Figure 5: Elbow method for choosing the number of clusters with k-means clustering (left hand side); median and slope plot with resulting clusters (right hand side).

Implementation

As shown in Figure 2, the distillation PEA is equipped with a PLC as a PEA internal control unit. An OPC UA server is located on this PLC, on which all process variables are published relevant for the process. The modular concept with OPC UA provides a standardized server interface, on which the ML algorithm can be adapted. The ML-tool developed in Python has an OPC UA client taken from the Python package freeopcua , which reads the process variables every second and processes them into a data frame. This data frame can be processed further as shown above. Therefore, the data is pre-processed according to chapter 3.1 and the developed models are applied to the data frame.

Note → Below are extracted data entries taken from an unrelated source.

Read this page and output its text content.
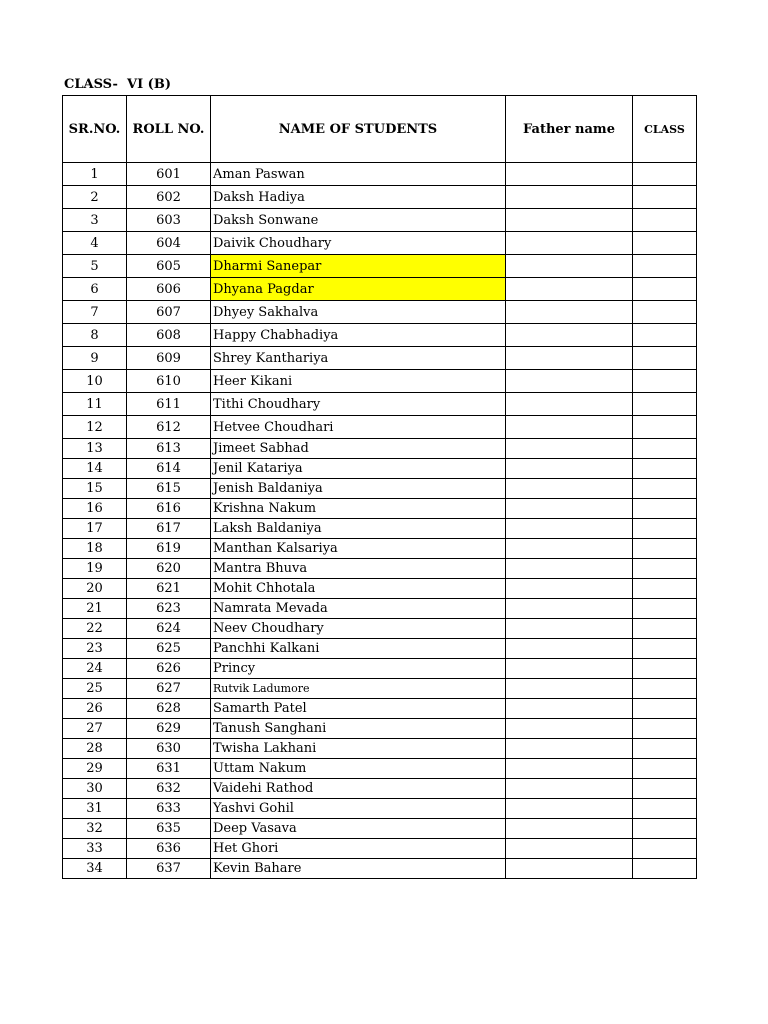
CLASS-  VI (B)
SR.NO.	ROLL NO.	NAME OF STUDENTS	Father name	CLASS
1	601	Aman Paswan		
2	602	Daksh Hadiya		
3	603	Daksh Sonwane		
4	604	Daivik Choudhary		
5	605	Dharmi Sanepar		
6	606	Dhyana Pagdar		
7	607	Dhyey Sakhalva		
8	608	Happy Chabhadiya		
9	609	Shrey Kanthariya		
10	610	Heer Kikani		
11	611	Tithi Choudhary		
12	612	Hetvee Choudhari		
13	613	Jimeet Sabhad		
14	614	Jenil Katariya		
15	615	Jenish Baldaniya		
16	616	Krishna Nakum		
17	617	Laksh Baldaniya		
18	619	Manthan Kalsariya		
19	620	Mantra Bhuva		
20	621	Mohit Chhotala		
21	623	Namrata Mevada		
22	624	Neev Choudhary		
23	625	Panchhi Kalkani		
24	626	Princy		
25	627	Rutvik Ladumore		
26	628	Samarth Patel		
27	629	Tanush Sanghani		
28	630	Twisha Lakhani		
29	631	Uttam Nakum		
30	632	Vaidehi Rathod		
31	633	Yashvi Gohil		
32	635	Deep Vasava		
33	636	Het Ghori		
34	637	Kevin Bahare		
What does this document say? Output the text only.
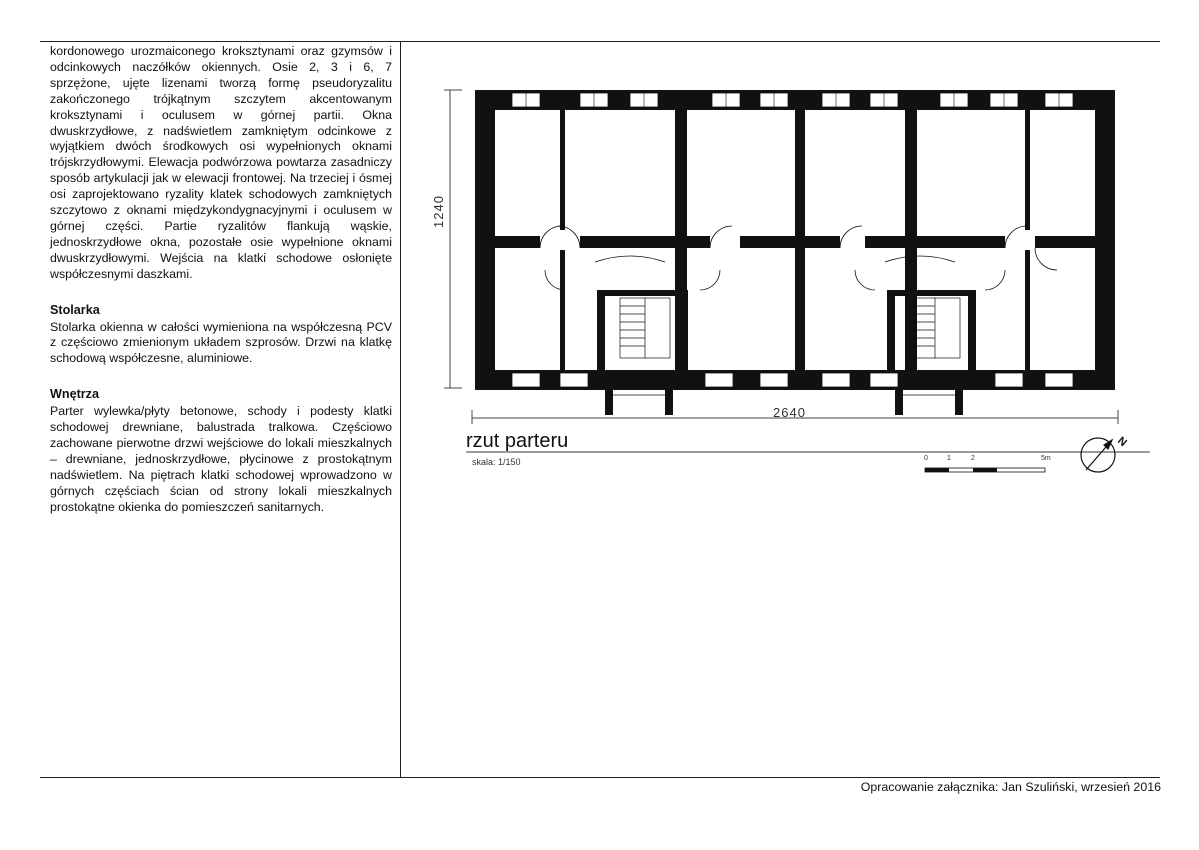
kordonowego urozmaiconego kroksztynami oraz gzymsów i odcinkowych naczółków okiennych. Osie 2, 3 i 6, 7 sprzężone, ujęte lizenami tworzą formę pseudoryzalitu zakończonego trójkątnym szczytem akcentowanym kroksztynami i oculusem w górnej partii. Okna dwuskrzydłowe, z nadświetlem zamkniętym odcinkowe z wyjątkiem dwóch środkowych osi wypełnionych oknami trójskrzydłowymi. Elewacja podwórzowa powtarza zasadniczy sposób artykulacji jak w elewacji frontowej. Na trzeciej i ósmej osi zaprojektowano ryzality klatek schodowych zamkniętych szczytowo z oknami międzykondygnacyjnymi i oculusem w górnej części. Partie ryzalitów flankują wąskie, jednoskrzydłowe okna, pozostałe osie wypełnione oknami dwuskrzydłowymi. Wejścia na klatki schodowe osłonięte współczesnymi daszkami.

Stolarka

Stolarka okienna w całości wymieniona na współczesną PCV z częściowo zmienionym układem szprosów. Drzwi na klatkę schodową współczesne, aluminiowe.

Wnętrza

Parter wylewka/płyty betonowe, schody i podesty klatki schodowej drewniane, balustrada tralkowa. Częściowo zachowane pierwotne drzwi wejściowe do lokali mieszkalnych – drewniane, jednoskrzydłowe, płycinowe z prostokątnym nadświetlem. Na piętrach klatki schodowej wprowadzono w górnych częściach ścian od strony lokali mieszkalnych prostokątne okienka do pomieszczeń sanitarnych.

1240
2640
0	1	2	5m
N
rzut parteru
skala: 1/150
Opracowanie załącznika: Jan Szuliński, wrzesień 2016
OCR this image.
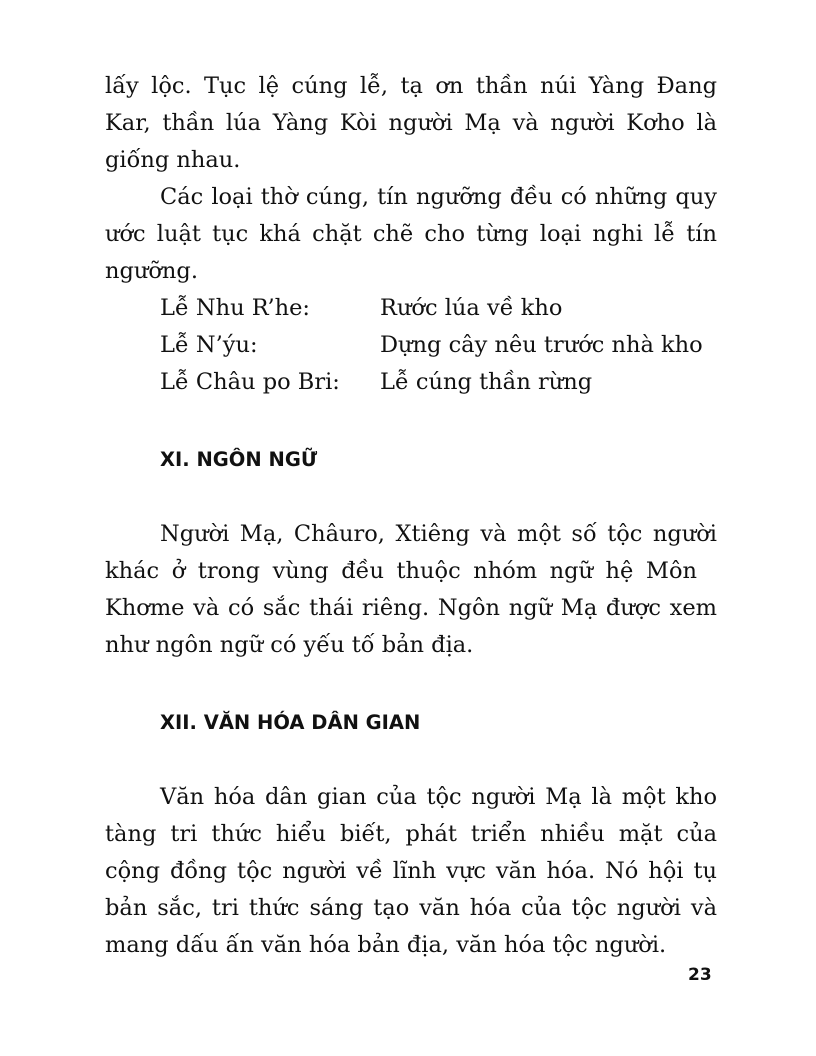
lấy lộc. Tục lệ cúng lễ, tạ ơn thần núi Yàng Đang
Kar, thần lúa Yàng Kòi người Mạ và người Kơho là
giống nhau.
Các loại thờ cúng, tín ngưỡng đều có những quy
ước luật tục khá chặt chẽ cho từng loại nghi lễ tín
ngưỡng.
Lễ Nhu R’he:	Rước lúa về kho
Lễ N’ýu:	Dựng cây nêu trước nhà kho
Lễ Châu po Bri:	Lễ cúng thần rừng
XI. NGÔN NGỮ
Người Mạ, Châuro, Xtiêng và một số tộc người
khác ở trong vùng đều thuộc nhóm ngữ hệ Môn
Khơme và có sắc thái riêng. Ngôn ngữ Mạ được xem
như ngôn ngữ có yếu tố bản địa.
XII. VĂN HÓA DÂN GIAN
Văn hóa dân gian của tộc người Mạ là một kho
tàng tri thức hiểu biết, phát triển nhiều mặt của
cộng đồng tộc người về lĩnh vực văn hóa. Nó hội tụ
bản sắc, tri thức sáng tạo văn hóa của tộc người và
mang dấu ấn văn hóa bản địa, văn hóa tộc người.
23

As output the models provide on the one hand the prediction of the pressure for the next 20 seconds. On the other hand, the current operating status is classified from the prediction. The structure of the ML forecast implementation as well as the results plotted in a real time diagram are shown in Figure 2.
The diagram shows the curve of the pressure difference, the filtered pressure curve and the prediction of future pressure difference. The current operating status is displayed above the diagram as text, which informs the operator if flooding occurs.

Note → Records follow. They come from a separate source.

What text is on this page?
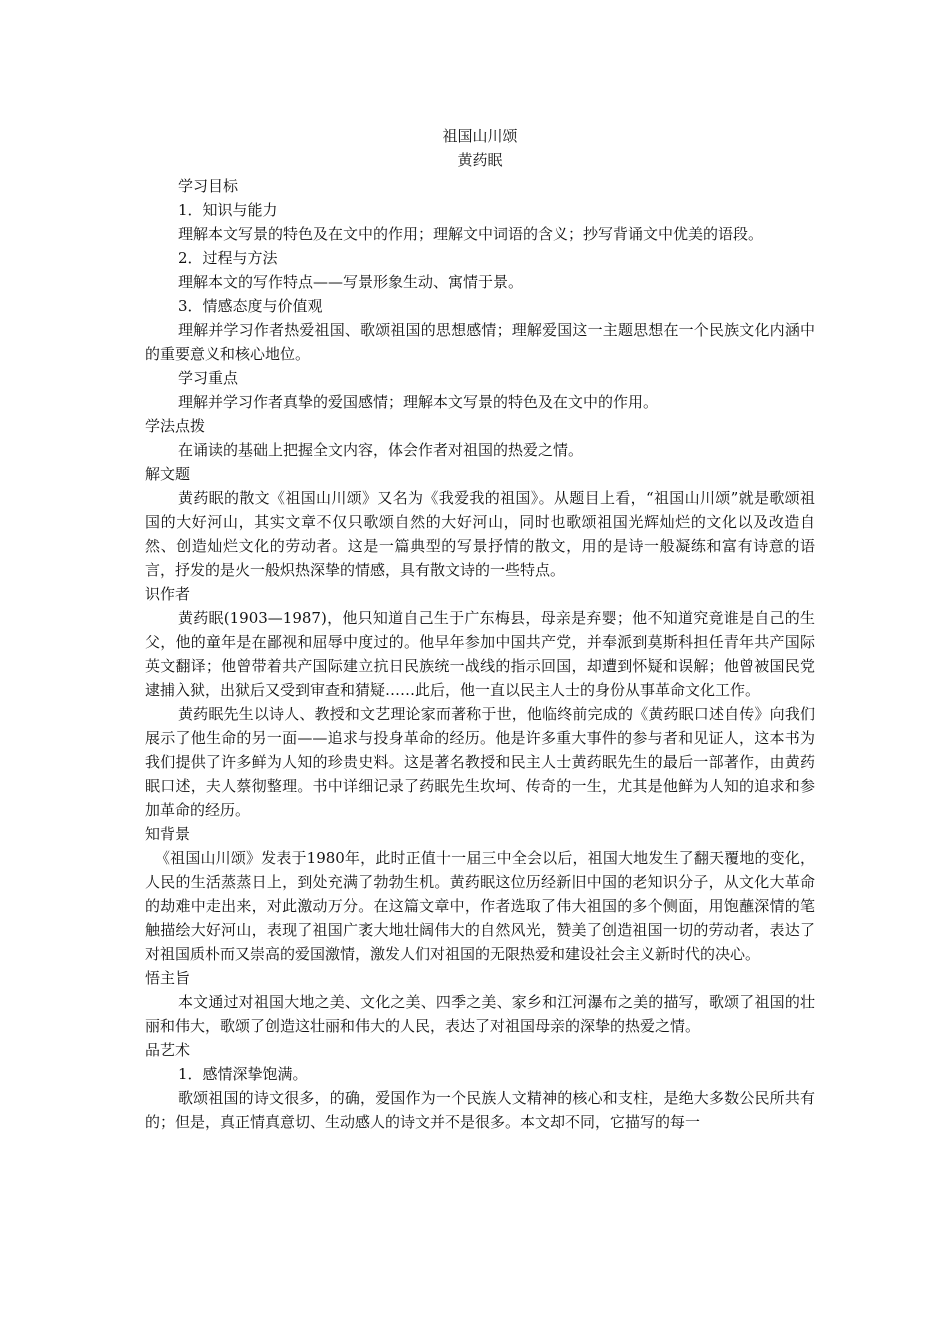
祖国山川颂

黄药眠

学习目标

1．知识与能力

理解本文写景的特色及在文中的作用；理解文中词语的含义；抄写背诵文中优美的语段。

2．过程与方法

理解本文的写作特点——写景形象生动、寓情于景。

3．情感态度与价值观

理解并学习作者热爱祖国、歌颂祖国的思想感情；理解爱国这一主题思想在一个民族文化内涵中的重要意义和核心地位。

学习重点

理解并学习作者真挚的爱国感情；理解本文写景的特色及在文中的作用。

学法点拨

在诵读的基础上把握全文内容，体会作者对祖国的热爱之情。

解文题

黄药眠的散文《祖国山川颂》又名为《我爱我的祖国》。从题目上看，“祖国山川颂”就是歌颂祖国的大好河山，其实文章不仅只歌颂自然的大好河山，同时也歌颂祖国光辉灿烂的文化以及改造自然、创造灿烂文化的劳动者。这是一篇典型的写景抒情的散文，用的是诗一般凝练和富有诗意的语言，抒发的是火一般炽热深挚的情感，具有散文诗的一些特点。

识作者

黄药眠(1903—1987)，他只知道自己生于广东梅县，母亲是弃婴；他不知道究竟谁是自己的生父，他的童年是在鄙视和屈辱中度过的。他早年参加中国共产党，并奉派到莫斯科担任青年共产国际英文翻译；他曾带着共产国际建立抗日民族统一战线的指示回国，却遭到怀疑和误解；他曾被国民党逮捕入狱，出狱后又受到审查和猜疑……此后，他一直以民主人士的身份从事革命文化工作。

黄药眠先生以诗人、教授和文艺理论家而著称于世，他临终前完成的《黄药眠口述自传》向我们展示了他生命的另一面——追求与投身革命的经历。他是许多重大事件的参与者和见证人，这本书为我们提供了许多鲜为人知的珍贵史料。这是著名教授和民主人士黄药眠先生的最后一部著作，由黄药眠口述，夫人蔡彻整理。书中详细记录了药眠先生坎坷、传奇的一生，尤其是他鲜为人知的追求和参加革命的经历。

知背景

《祖国山川颂》发表于1980年，此时正值十一届三中全会以后，祖国大地发生了翻天覆地的变化，人民的生活蒸蒸日上，到处充满了勃勃生机。黄药眠这位历经新旧中国的老知识分子，从文化大革命的劫难中走出来，对此激动万分。在这篇文章中，作者选取了伟大祖国的多个侧面，用饱蘸深情的笔触描绘大好河山，表现了祖国广袤大地壮阔伟大的自然风光，赞美了创造祖国一切的劳动者，表达了对祖国质朴而又崇高的爱国激情，激发人们对祖国的无限热爱和建设社会主义新时代的决心。

悟主旨

本文通过对祖国大地之美、文化之美、四季之美、家乡和江河瀑布之美的描写，歌颂了祖国的壮丽和伟大，歌颂了创造这壮丽和伟大的人民，表达了对祖国母亲的深挚的热爱之情。

品艺术

1．感情深挚饱满。

歌颂祖国的诗文很多，的确，爱国作为一个民族人文精神的核心和支柱，是绝大多数公民所共有的；但是，真正情真意切、生动感人的诗文并不是很多。本文却不同，它描写的每一
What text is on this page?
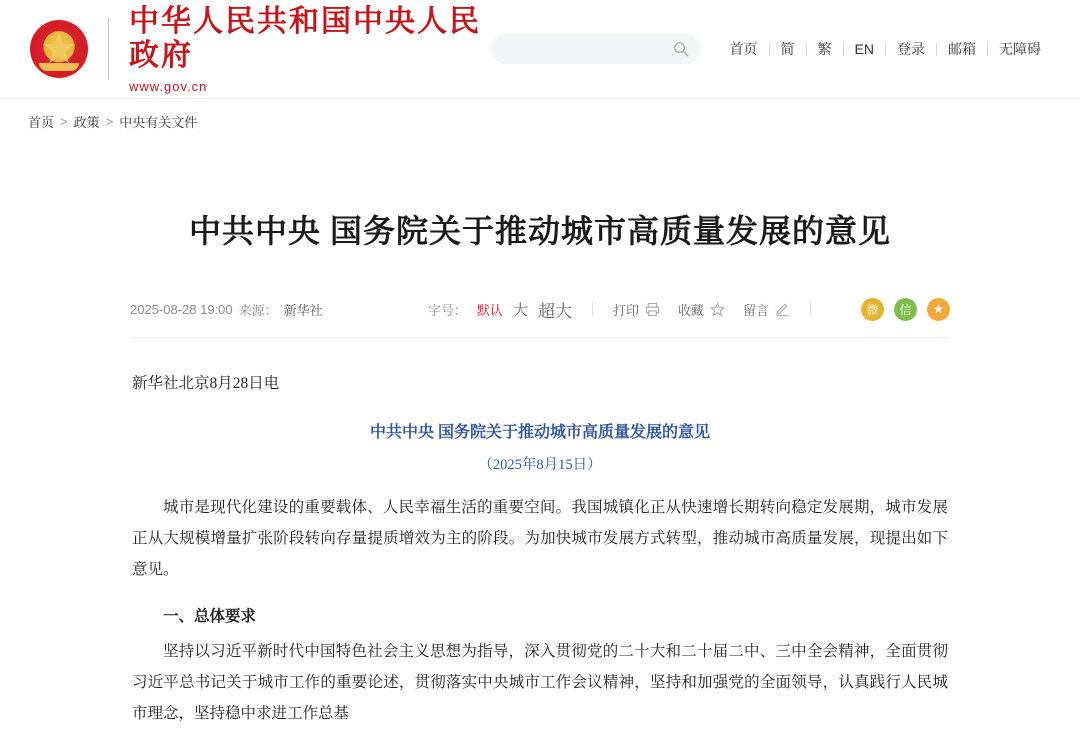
中华人民共和国中央人民政府
www.gov.cn
首页	简	繁	EN	登录	邮箱	无障碍
首页 > 政策 > 中央有关文件
中共中央 国务院关于推动城市高质量发展的意见
2025-08-28 19:00 来源： 新华社	字号： 默认 大 超大	打印	收藏	留言	微	信	★

新华社北京8月28日电

中共中央 国务院关于推动城市高质量发展的意见

（2025年8月15日）

城市是现代化建设的重要载体、人民幸福生活的重要空间。我国城镇化正从快速增长期转向稳定发展期，城市发展正从大规模增量扩张阶段转向存量提质增效为主的阶段。为加快城市发展方式转型，推动城市高质量发展，现提出如下意见。

一、总体要求

坚持以习近平新时代中国特色社会主义思想为指导，深入贯彻党的二十大和二十届二中、三中全会精神，全面贯彻习近平总书记关于城市工作的重要论述，贯彻落实中央城市工作会议精神，坚持和加强党的全面领导，认真践行人民城市理念，坚持稳中求进工作总基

Distillation experiments and optimization

As validation data, a test procedure is carried out, in which the column is flooded several times. Care is taken to ensure that the flooding is generated by various parameter changes in order to check whether the influence of all parameters on the flooding behavior is reliably mapped. It could be shown that all three trained algorithms (gradient boost, extra trees, AdaBoost + extra trees) are able to detect and reliably display the flooding behavior. The accuracies (coefficient of determination) of the different models with respect to the validation data are R²gradient boost = 0.878, R²extra trees = 0.853 and R²AdaBoost + extra trees = 0.857.

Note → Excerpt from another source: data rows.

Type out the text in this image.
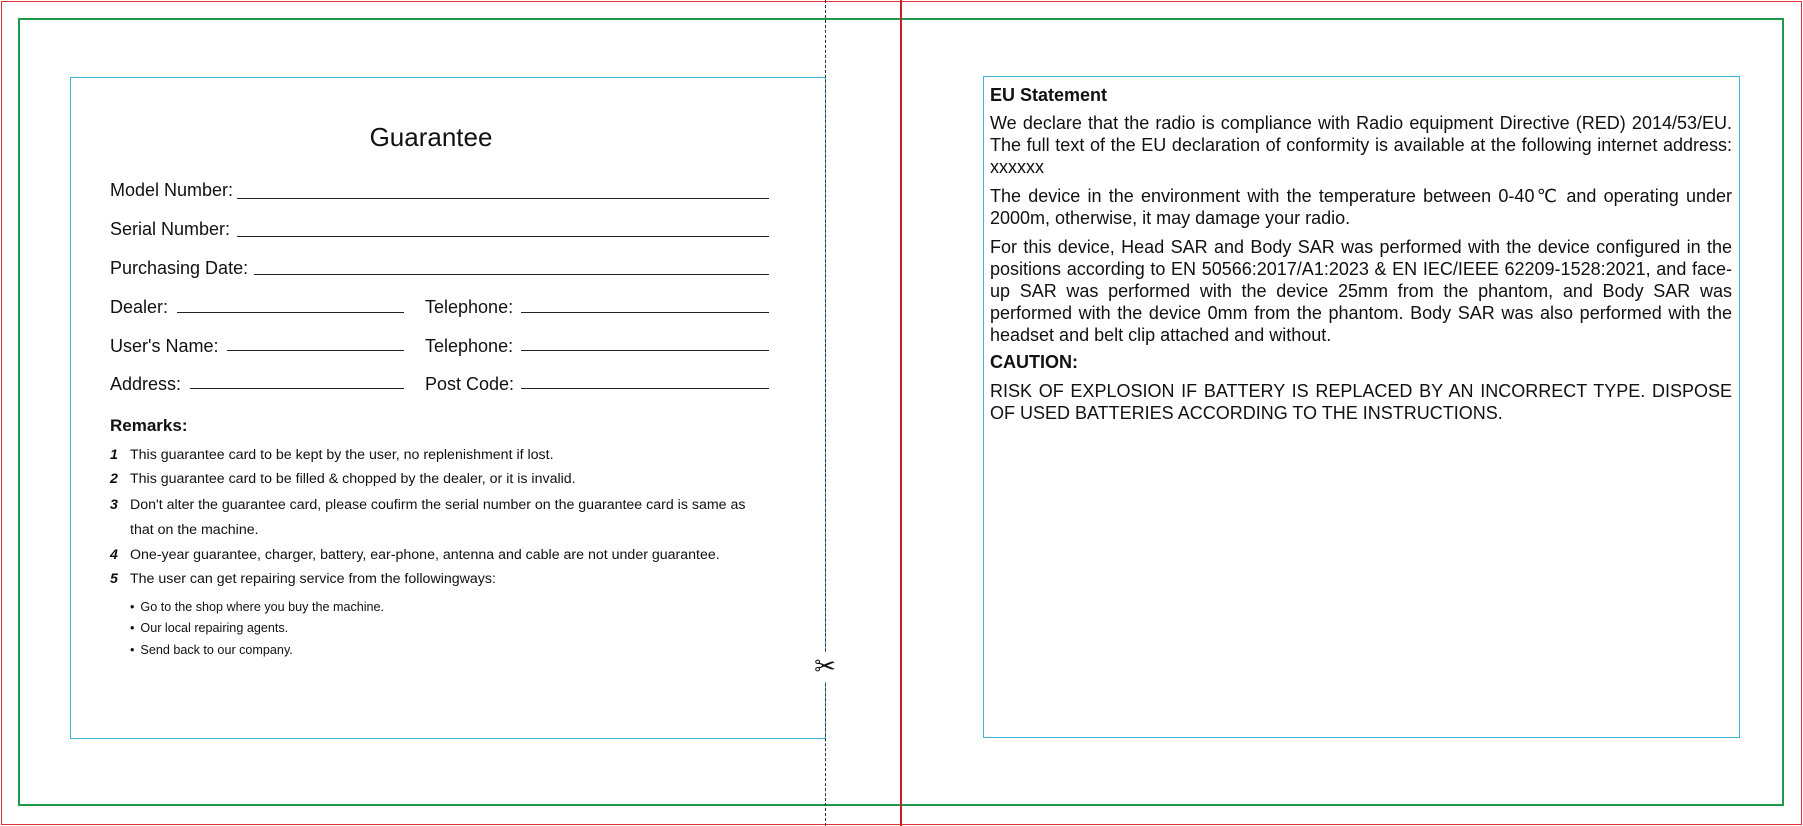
Guarantee
Model Number:
Serial Number:
Purchasing Date:
Dealer:	Telephone:
User's Name:	Telephone:
Address:	Post Code:
Remarks:
1 This guarantee card to be kept by the user, no replenishment if lost.
2 This guarantee card to be filled & chopped by the dealer, or it is invalid.
3 Don't alter the guarantee card, please coufirm the serial number on the guarantee card is same as that on the machine.
4 One-year guarantee, charger, battery, ear-phone, antenna and cable are not under guarantee.
5 The user can get repairing service from the followingways:
• Go to the shop where you buy the machine.
• Our local repairing agents.
• Send back to our company.
✂
EU Statement
We declare that the radio is compliance with Radio equipment Directive (RED) 2014/53/EU. The full text of the EU declaration of conformity is available at the following internet address: xxxxxx
The device in the environment with the temperature between 0-40℃ and operating under 2000m, otherwise, it may damage your radio.
For this device, Head SAR and Body SAR was performed with the device configured in the positions according to EN 50566:2017/A1:2023 & EN IEC/IEEE 62209-1528:2021, and face-up SAR was performed with the device 25mm from the phantom, and Body SAR was performed with the device 0mm from the phantom. Body SAR was also performed with the headset and belt clip attached and without.
CAUTION:
RISK OF EXPLOSION IF BATTERY IS REPLACED BY AN INCORRECT TYPE. DISPOSE OF USED BATTERIES ACCORDING TO THE INSTRUCTIONS.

The results of the flooding detection for the trained and selected models are shown in Figure 7. It can be seen that all three models have similar accuracies, but the resulting prediction curves show significant differences. The prediction of the combined model of AdaBoost and extra trees regression shows a strongly fluctuating behavior, which makes it difficult to evaluate the forecast. The pure regression by extra trees is much smoother, but the prediction is too flat and has problems to follow the current pressure curve. In contrast, the Gradient Boost model shows a significantly more reactivated response with sufficient smoothing of the prediction curve, which makes this model the most suitable solution out of the three models investigated.